Originally Posted by
Mathman
About the 70% factor for under-rotation, that has a history, too. My memory is not perfect here, but I am pretty sure that in the first versions of the CoP there was no designation for under-rotations, just whatever negative GOE the individual judges wanted to apply.
Then the ISU went on a rampage against skaters who just threw any old thing up and called it a triple. The downgrade rule went into effect, where an under-rotated triple was downgraded to a double, then negative GOEs applied on top of that. This essentially took away the jump's entire score.
This was too draconian.
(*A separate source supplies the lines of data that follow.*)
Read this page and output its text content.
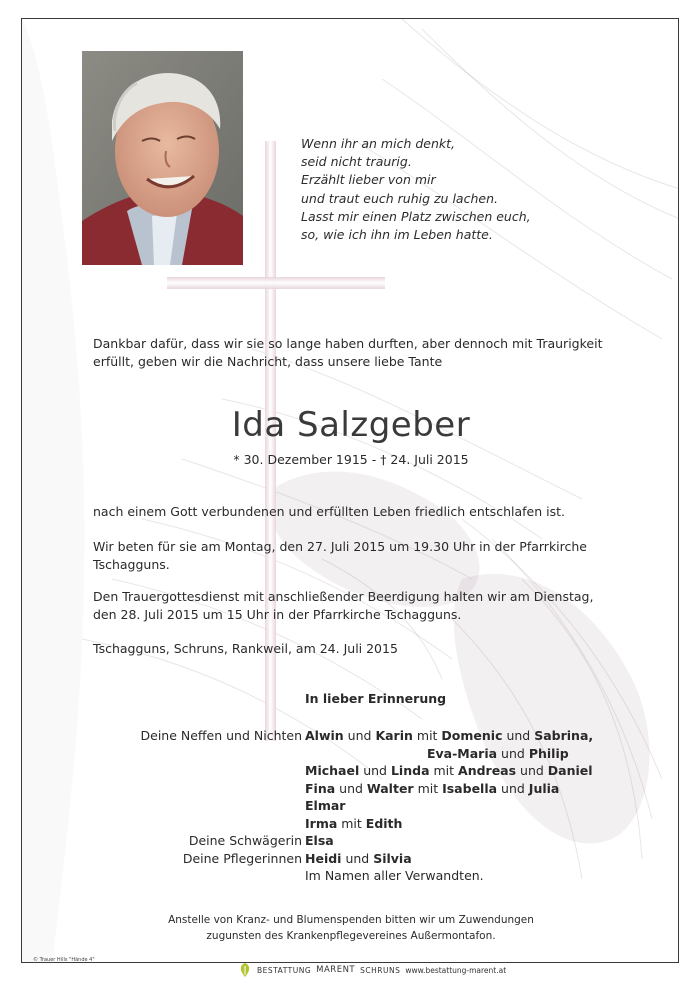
Wenn ihr an mich denkt,
seid nicht traurig.
Erzählt lieber von mir
und traut euch ruhig zu lachen.
Lasst mir einen Platz zwischen euch,
so, wie ich ihn im Leben hatte.
Dankbar dafür, dass wir sie so lange haben durften, aber dennoch mit Traurigkeit
erfüllt, geben wir die Nachricht, dass unsere liebe Tante
Ida Salzgeber
* 30. Dezember 1915 - † 24. Juli 2015
nach einem Gott verbundenen und erfüllten Leben friedlich entschlafen ist.
Wir beten für sie am Montag, den 27. Juli 2015 um 19.30 Uhr in der Pfarrkirche
Tschagguns.
Den Trauergottesdienst mit anschließender Beerdigung halten wir am Dienstag,
den 28. Juli 2015 um 15 Uhr in der Pfarrkirche Tschagguns.
Tschagguns, Schruns, Rankweil, am 24. Juli 2015
In lieber Erinnerung
Deine Neffen und Nichten Alwin und Karin mit Domenic und Sabrina,
Eva-Maria und Philip
Michael und Linda mit Andreas und Daniel
Fina und Walter mit Isabella und Julia
Elmar
Irma mit Edith
Deine Schwägerin Elsa
Deine Pflegerinnen Heidi und Silvia
Im Namen aller Verwandten.
Anstelle von Kranz- und Blumenspenden bitten wir um Zuwendungen
zugunsten des Krankenpflegevereines Außermontafon.
© Trauer Hills "Hände 4"
BESTATTUNG MARENT SCHRUNS www.bestattung-marent.at
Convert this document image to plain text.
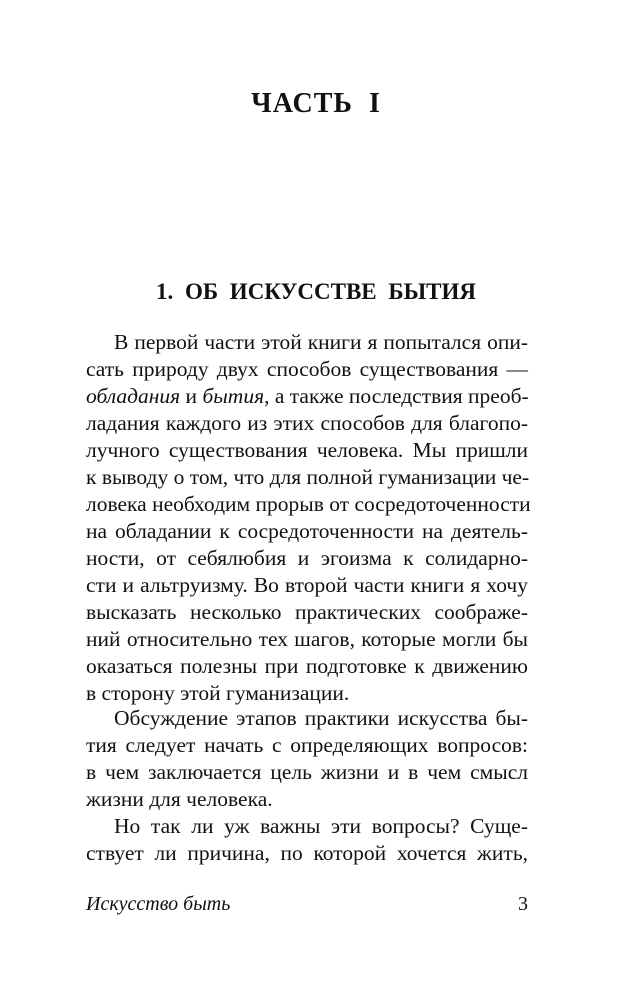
ЧАСТЬ I
1. ОБ ИСКУССТВЕ БЫТИЯ
В первой части этой книги я попытался опи-
сать природу двух способов существования —
обладания и бытия, а также последствия преоб-
ладания каждого из этих способов для благопо-
лучного существования человека. Мы пришли
к выводу о том, что для полной гуманизации че-
ловека необходим прорыв от сосредоточенности
на обладании к сосредоточенности на деятель-
ности, от себялюбия и эгоизма к солидарно-
сти и альтруизму. Во второй части книги я хочу
высказать несколько практических соображе-
ний относительно тех шагов, которые могли бы
оказаться полезны при подготовке к движению
в сторону этой гуманизации.
Обсуждение этапов практики искусства бы-
тия следует начать с определяющих вопросов:
в чем заключается цель жизни и в чем смысл
жизни для человека.
Но так ли уж важны эти вопросы? Суще-
ствует ли причина, по которой хочется жить,
Искусство быть	3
A skater's entire fate lay in the hands of a whimsical caller who could utterly destroy the performance for errors that appeared to be minor to the audience, if the audience could perceived them at all. Meanwhile more visible errors like falls were given a pass, relatively speaking. So they moderated the penalty by coming up with the 70% rule for mild under-rotations. IMHO this has turned out to be a reasonable compromise.
They tried a similar approach with wrong edge take-offs for flips and Lutzes. Remember the ! and e? For some reason, unlike under-rotations, the idea of having the tech specialist call "mild bad edge" or "severe bad edge" didn't work out so well. They went back to the single call "e," allowing the judges to deal with it as each felt appropriate.